As is common in so-called “Phase I” studies, a steadily escalating series of doses of DDI were tested on groups of three to four patients, Yarchoan said. The study was designed to determine the absorption of DDI into the bloodstream, the maximally tolerated oral dose, and the minimal dose necessary to suppress HIV replication. The goal was to determine a proper dosage for more extensive tests.

DDI was given intravenously for two weeks and then was continued orally for six months or more.

Side effects included seizures in two patients, a rash in one and reports of headaches, increased irritability and insomnia. Two patients developed low white blood cell counts.

Yarchoan said that while the list “sounded like a lot” of side effects, it was in fact a small number of problems to detect in a study designed to determine the maximally tolerated dose of a drug. In addition, some of the reported problems may have been been related to the patient’s underlying HIV infections, not to the experimental drug.

The researchers saw a number of potentially beneficial effects, including substantial increases in the key immune system cells, known as “T-4” white blood cells, in many of the patients on the higher doses of DDI. The researchers also found decreases in the concentration of “p-24 antigen,” a laboratory test that reflects the amount of the AIDS virus in the circulation.

Higher Doses Being Tested

Yarchoan said higher doses of DDI are still being tested because the maximally tolerated dose has yet to be reached.

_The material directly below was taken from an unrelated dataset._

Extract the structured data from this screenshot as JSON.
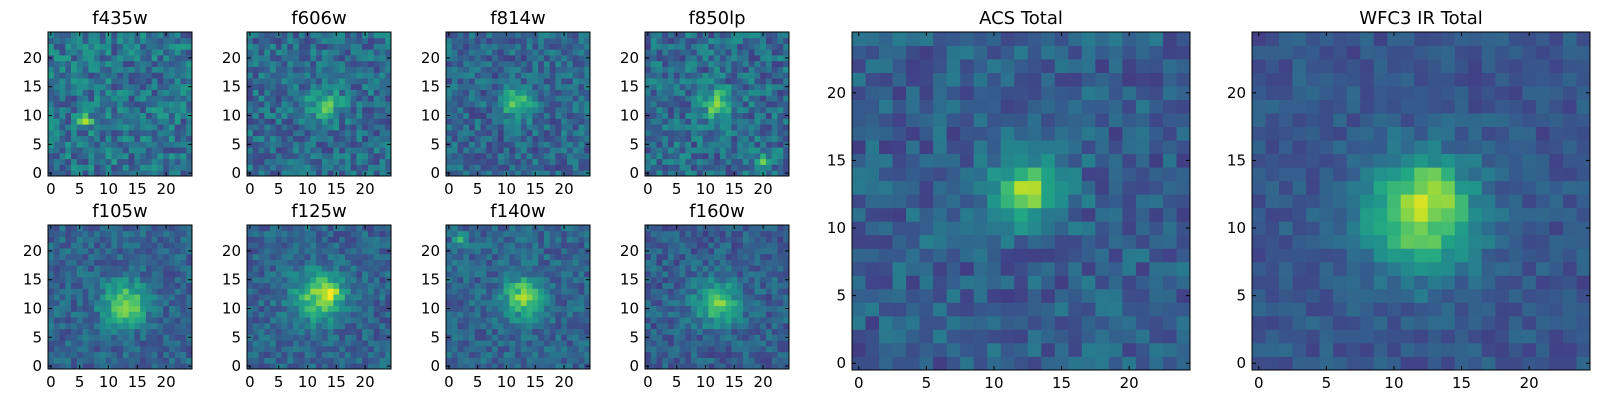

When taken orally, DDI is given with antacids because it would be destroyed by harmful stomach acids, according to the report. About 35% of the drug appears to enter the blood stream. The rest apparently is destroyed or not absorbed.

Like AZT, DDI penetrates into the cerebrospinal fluid, the liquid bathing the brain and spinal canal. Thus, it may be effective against the often-severe central nervous system effects of HIV.

At the molecular level, both AZT and DDI interfere with the replication of viral DNA. Another related drug in human tests is dideoxycytidine, or DDC, although its usefulness may be limited because some patients develop severe nerve pains.

DDI is manufactured by the Bristol-Myers Co. of Wallingford, Conn. It is also being tested in small trials at New York University Medical Center, the University of Rochester Medical Center and Boston City Hospital.